WARSAW, Poland, June 8 – Poland were preparing to kick off Euro 2012 on home soil, with opponents Greece seeking a morale-boosting win to lift a beleaguered nation hit by political turmoil and crippling financial woes.
Both teams trained at the National Stadium in Warsaw, a day ahead of the curtain-raiser for the 16-team showpiece, as excitement builds across the country — and in neighbouring co-hosts Ukraine — for the start of the tournament.
The kick-off is keenly anticipated not just for the football, with world champions Spain looking to the retain the crown they won four years ago and beaten 2008 finalists Germany seeking revenge.
The tournament is also the first behind the former Iron Curtain and a gamble by European football’s governing body UEFA to develop the game beyond its traditional heartlands.
Franciszek Smuda’s Poles are seeking to emulate the golden generation of the 1970s and 1980s and are relishing playing in front of fanatical home crowds.
“The atmosphere just keeps getting better and better,” he told a news conference at the 50,000-seat stadium. “On our way to and from training, countless numbers of people are wishing us well on the streets. It’s great.
“I hope that kind of atmosphere will remain right through to the end of the tournament. We can be proud of that.”
Greece for their part want to prove that their Euro 2004 victory was no fluke — and give their cash-strapped compatriots something to smile about.
Captain Giorgios Karagounis said: “We want to give joy to the Greeks. We will do our best, without stress and pressure, and hopefully bring back beautiful memories.”
Greece’s blend of age and youth could be the key to success at Euro 2012, veteran Nikos Liberopoulos says, though they are not underestimating co-hosts Poland as they brace for the tournament’s opening match.
“I’m blessed to find myself in such a tournament at the age of 37,” the centre forward told reporters ahead of a match-eve training session at Warsaw’s National Stadium, where Poland and Greece kick off the European championship on Friday.
“Our fusion of new, young players with enthusiasm and zest, and older players with experience, is ideal,” he said.
The average age of the squad is 27, with its young guns just boys when Liberopoulos made his international debut, and teenagers when Greece were shock winners of Euro 2004 against hosts Portugal.
Greece are keenly aware that they rained on the parade at the opening match of that tournament, beating Portugal.
They hope to repeat the feat against Poland, saying it could be a launching pad.
“Every first match is difficult. But as our manager says, if you can’t win the game, you must not lose it. For me, a good debut would be to win,” said midfielder Giorgios Karagounis, 35, who scored the first goal of Euro 2004.

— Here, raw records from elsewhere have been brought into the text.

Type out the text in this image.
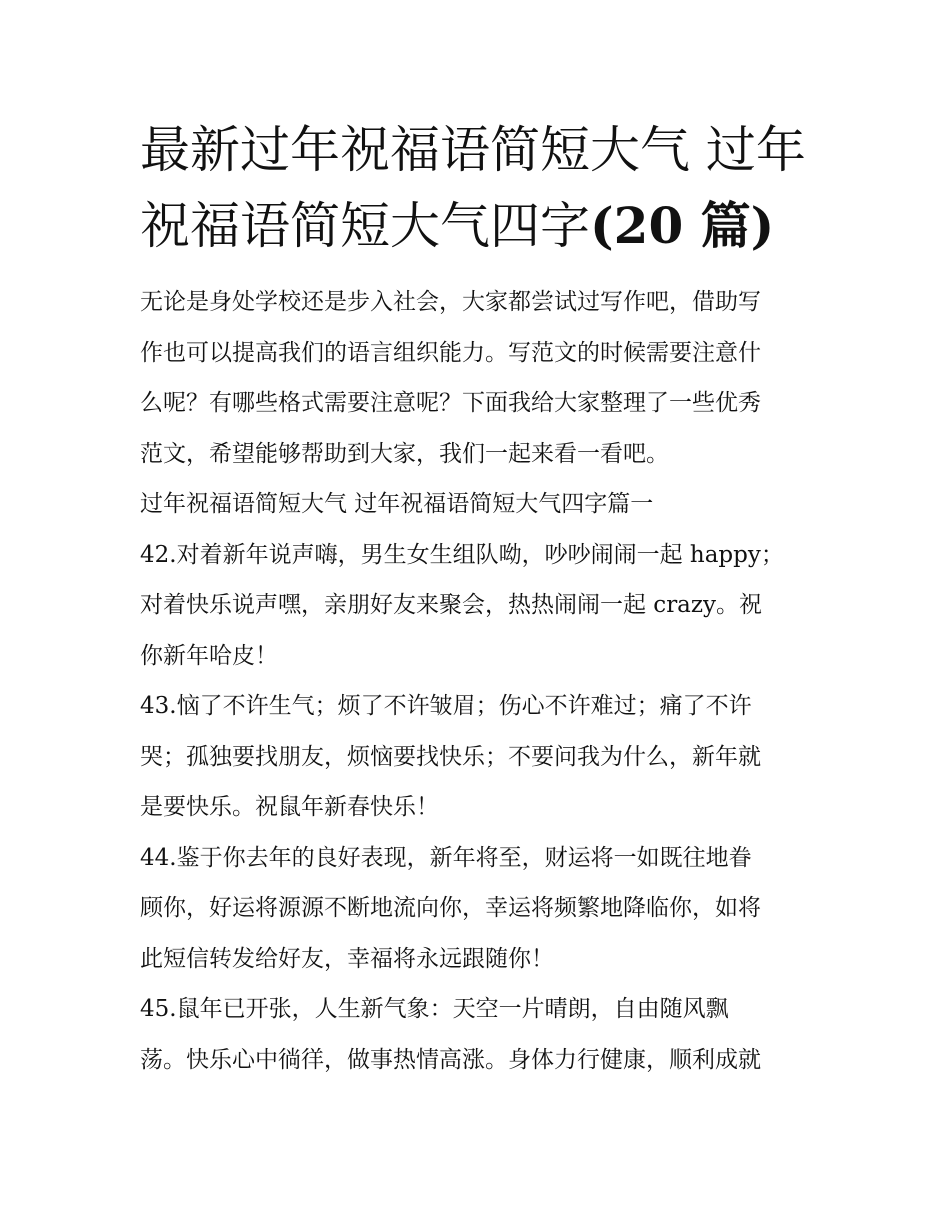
最新过年祝福语简短大气 过年
祝福语简短大气四字(20 篇)
无论是身处学校还是步入社会，大家都尝试过写作吧，借助写
作也可以提高我们的语言组织能力。写范文的时候需要注意什
么呢？有哪些格式需要注意呢？下面我给大家整理了一些优秀
范文，希望能够帮助到大家，我们一起来看一看吧。
过年祝福语简短大气 过年祝福语简短大气四字篇一
42.对着新年说声嗨，男生女生组队呦，吵吵闹闹一起 happy；
对着快乐说声嘿，亲朋好友来聚会，热热闹闹一起 crazy。祝
你新年哈皮！
43.恼了不许生气；烦了不许皱眉；伤心不许难过；痛了不许
哭；孤独要找朋友，烦恼要找快乐；不要问我为什么，新年就
是要快乐。祝鼠年新春快乐！
44.鉴于你去年的良好表现，新年将至，财运将一如既往地眷
顾你，好运将源源不断地流向你，幸运将频繁地降临你，如将
此短信转发给好友，幸福将永远跟随你！
45.鼠年已开张，人生新气象：天空一片晴朗，自由随风飘
荡。快乐心中徜徉，做事热情高涨。身体力行健康，顺利成就
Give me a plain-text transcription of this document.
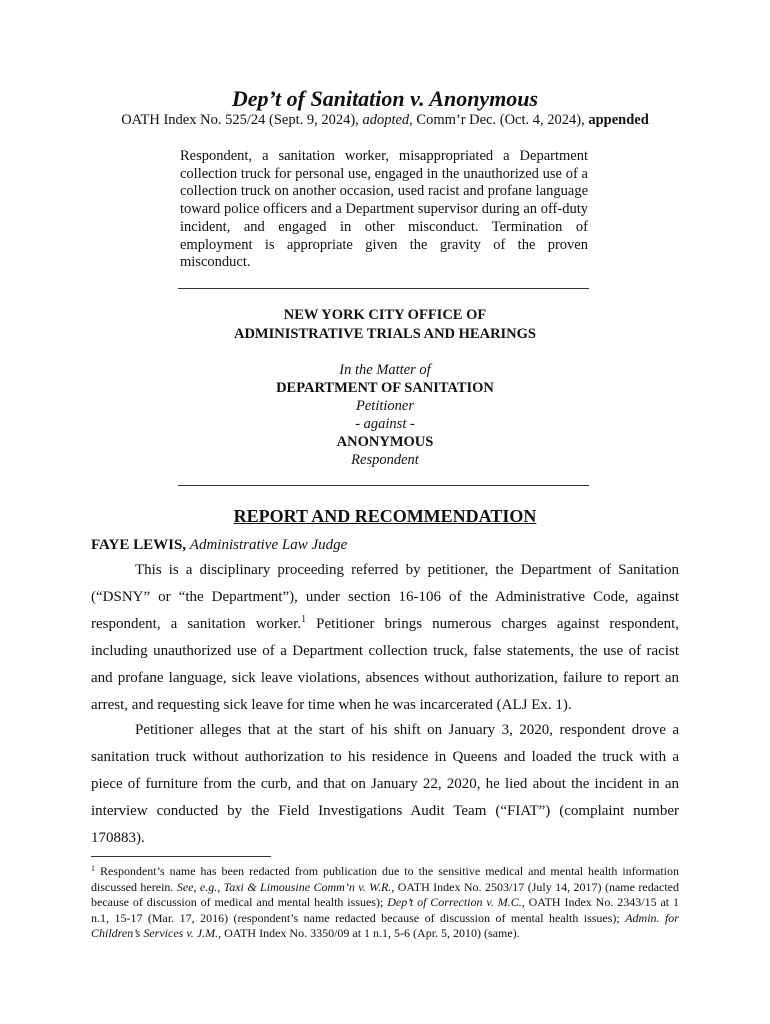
Dep’t of Sanitation v. Anonymous

OATH Index No. 525/24 (Sept. 9, 2024), adopted, Comm’r Dec. (Oct. 4, 2024), appended

Respondent, a sanitation worker, misappropriated a Department collection truck for personal use, engaged in the unauthorized use of a collection truck on another occasion, used racist and profane language toward police officers and a Department supervisor during an off-duty incident, and engaged in other misconduct. Termination of employment is appropriate given the gravity of the proven misconduct.

NEW YORK CITY OFFICE OF

ADMINISTRATIVE TRIALS AND HEARINGS

In the Matter of

DEPARTMENT OF SANITATION

Petitioner

- against -

ANONYMOUS

Respondent

REPORT AND RECOMMENDATION

FAYE LEWIS, Administrative Law Judge

This is a disciplinary proceeding referred by petitioner, the Department of Sanitation (“DSNY” or “the Department”), under section 16-106 of the Administrative Code, against respondent, a sanitation worker.$^1$ Petitioner brings numerous charges against respondent, including unauthorized use of a Department collection truck, false statements, the use of racist and profane language, sick leave violations, absences without authorization, failure to report an arrest, and requesting sick leave for time when he was incarcerated (ALJ Ex. 1).

Petitioner alleges that at the start of his shift on January 3, 2020, respondent drove a sanitation truck without authorization to his residence in Queens and loaded the truck with a piece of furniture from the curb, and that on January 22, 2020, he lied about the incident in an interview conducted by the Field Investigations Audit Team (“FIAT”) (complaint number 170883).

$^1$ Respondent’s name has been redacted from publication due to the sensitive medical and mental health information discussed herein. See, e.g., Taxi & Limousine Comm’n v. W.R., OATH Index No. 2503/17 (July 14, 2017) (name redacted because of discussion of medical and mental health issues); Dep’t of Correction v. M.C., OATH Index No. 2343/15 at 1 n.1, 15-17 (Mar. 17, 2016) (respondent’s name redacted because of discussion of mental health issues); Admin. for Children’s Services v. J.M., OATH Index No. 3350/09 at 1 n.1, 5-6 (Apr. 5, 2010) (same).
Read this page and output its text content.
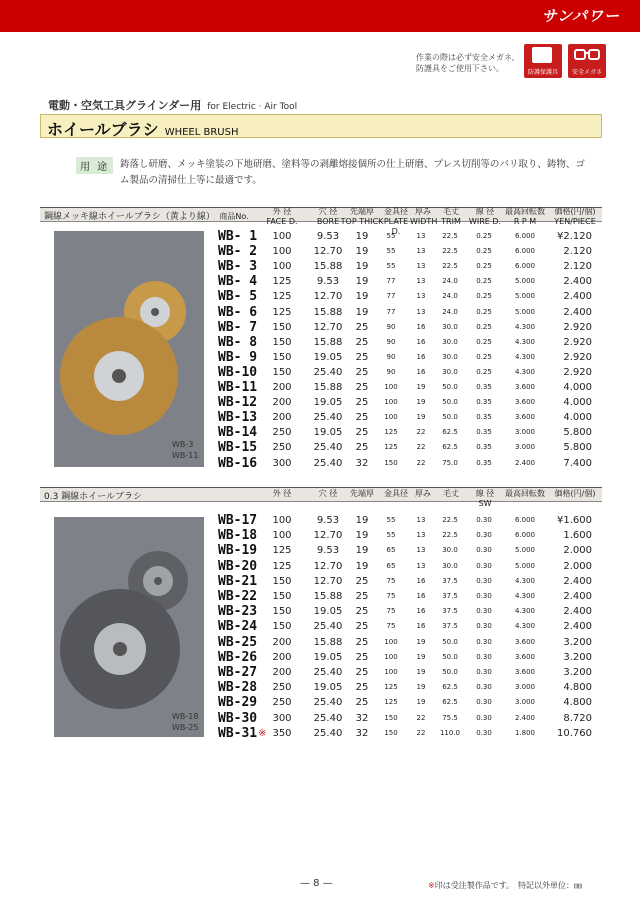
サンパワー
作業の際は必ず安全メガネ、
防護具をご使用下さい。	防護保護具	安全メガネ
電動・空気工具グラインダー用 for Electric · Air Tool
ホイールブラシ WHEEL BRUSH
用 途	鋳落し研磨、メッキ塗装の下地研磨、塗料等の剥離熔接個所の仕上研磨、プレス切削等のバリ取り、鋳物、ゴム製品の清掃仕上等に最適です。
鋼線メッキ線ホイールブラシ（黄より線） 商品No.
外 径
FACE D.
穴 径
BORE
先端厚
TOP THICK
金具径
PLATE D.
厚み
WIDTH
毛丈
TRIM
線 径
WIRE D.
最高回転数
R P M
価格(円/個)
YEN/PIECE
WB-3
WB-11
WB- 1 100	9.53	19	55	13	22.5	0.25	6.000	¥2.120
WB- 2 100	12.70	19	55	13	22.5	0.25	6.000	2.120
WB- 3 100	15.88	19	55	13	22.5	0.25	6.000	2.120
WB- 4 125	9.53	19	77	13	24.0	0.25	5.000	2.400
WB- 5 125	12.70	19	77	13	24.0	0.25	5.000	2.400
WB- 6 125	15.88	19	77	13	24.0	0.25	5.000	2.400
WB- 7 150	12.70	25	90	16	30.0	0.25	4.300	2.920
WB- 8 150	15.88	25	90	16	30.0	0.25	4.300	2.920
WB- 9 150	19.05	25	90	16	30.0	0.25	4.300	2.920
WB-10 150	25.40	25	90	16	30.0	0.25	4.300	2.920
WB-11 200	15.88	25	100	19	50.0	0.35	3.600	4.000
WB-12 200	19.05	25	100	19	50.0	0.35	3.600	4.000
WB-13 200	25.40	25	100	19	50.0	0.35	3.600	4.000
WB-14 250	19.05	25	125	22	62.5	0.35	3.000	5.800
WB-15 250	25.40	25	125	22	62.5	0.35	3.000	5.800
WB-16 300	25.40	32	150	22	75.0	0.35	2.400	7.400
0.3 鋼線ホイールブラシ	外 径	穴 径	先端厚	金具径 厚み	毛丈	線 径
SW
最高回転数	価格(円/個)
WB-18
WB-25
WB-17 100	9.53	19	55	13	22.5	0.30	6.000	¥1.600
WB-18 100	12.70	19	55	13	22.5	0.30	6.000	1.600
WB-19 125	9.53	19	65	13	30.0	0.30	5.000	2.000
WB-20 125	12.70	19	65	13	30.0	0.30	5.000	2.000
WB-21 150	12.70	25	75	16	37.5	0.30	4.300	2.400
WB-22 150	15.88	25	75	16	37.5	0.30	4.300	2.400
WB-23 150	19.05	25	75	16	37.5	0.30	4.300	2.400
WB-24 150	25.40	25	75	16	37.5	0.30	4.300	2.400
WB-25 200	15.88	25	100	19	50.0	0.30	3.600	3.200
WB-26 200	19.05	25	100	19	50.0	0.30	3.600	3.200
WB-27 200	25.40	25	100	19	50.0	0.30	3.600	3.200
WB-28 250	19.05	25	125	19	62.5	0.30	3.000	4.800
WB-29 250	25.40	25	125	19	62.5	0.30	3.000	4.800
WB-30 300	25.40	32	150	22	75.5	0.30	2.400	8.720
WB-31 ※ 350	25.40	32	150	22	110.0	0.30	1.800	10.760
— 8 —	※印は受注製作品です。　特記以外単位：㎜
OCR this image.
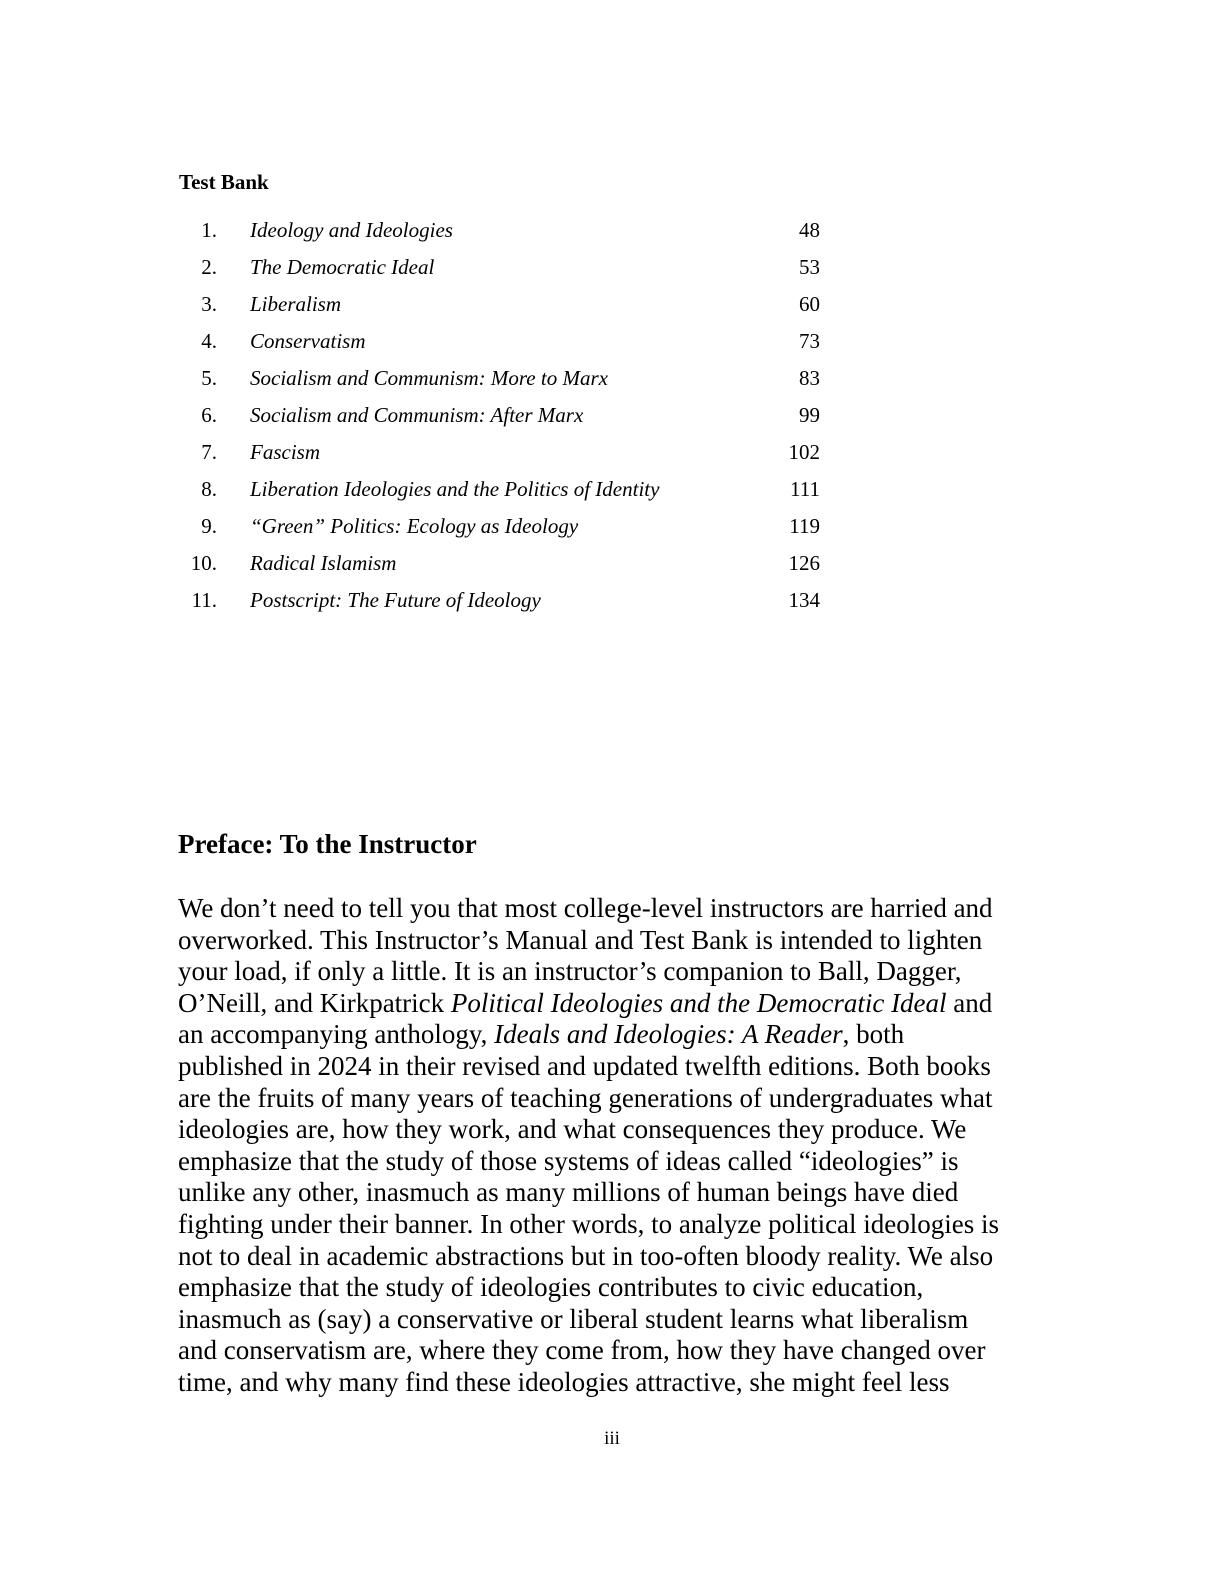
Test Bank
1. Ideology and Ideologies	48
2. The Democratic Ideal	53
3. Liberalism	60
4. Conservatism	73
5. Socialism and Communism: More to Marx	83
6. Socialism and Communism: After Marx	99
7. Fascism	102
8. Liberation Ideologies and the Politics of Identity	111
9. “Green” Politics: Ecology as Ideology	119
10. Radical Islamism	126
11. Postscript: The Future of Ideology	134
Preface: To the Instructor

We don’t need to tell you that most college-level instructors are harried and
overworked. This Instructor’s Manual and Test Bank is intended to lighten
your load, if only a little. It is an instructor’s companion to Ball, Dagger,
O’Neill, and Kirkpatrick Political Ideologies and the Democratic Ideal and
an accompanying anthology, Ideals and Ideologies: A Reader, both
published in 2024 in their revised and updated twelfth editions. Both books
are the fruits of many years of teaching generations of undergraduates what
ideologies are, how they work, and what consequences they produce. We
emphasize that the study of those systems of ideas called “ideologies” is
unlike any other, inasmuch as many millions of human beings have died
fighting under their banner. In other words, to analyze political ideologies is
not to deal in academic abstractions but in too-often bloody reality. We also
emphasize that the study of ideologies contributes to civic education,
inasmuch as (say) a conservative or liberal student learns what liberalism
and conservatism are, where they come from, how they have changed over
time, and why many find these ideologies attractive, she might feel less

iii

“But it’s really difficult to play against hosts. This is an away game for us. I believe it’s going to be a very difficult game. But as was the case eight years ago, we want to leave the pitch victorious,” he added.
After Poland, Greece face the Czech Republic in the southwestern city of Wroclaw on June 12, and Russia in Warsaw on June 16.
“In such a tournament, every game is like a final. Since we only have a few games to play in the group, no mistakes are allowed,” said Karagounis.
Liberopolous underlined the importance of home advantage for the Poles.
“We’re going to be have 50,000 Poland supporters who want their team to win. They have to win. The only thing we must do is not be an easy target for them,” he said.
Greece are aiming to give their hard-pressed compatriots back home a rare moment of cheer at Euro 2012.
“We’re here to do something very concrete. To give 100%. To enjoy our participation and to give joy to the people back home,” said Karagounis.
Their Portuguese manager Fernando Santos, in charge since 2010, echoed that.
“At every match, I want my players to be clear that they gave 100% and be proud that they represent Greece,” he said.
“We fully respect Poland. They’re a strong team and well organised.”
“We know there are three outcomes, win, draw or lose. We will fight to win. We believe in ourselves,” he added.
“We want to to give the maximum joy to people back home. We’ll fight with passion and zest.”
“No one feels more Greek than me right now. Ny will, my decisiveness and all my being is with Greece.”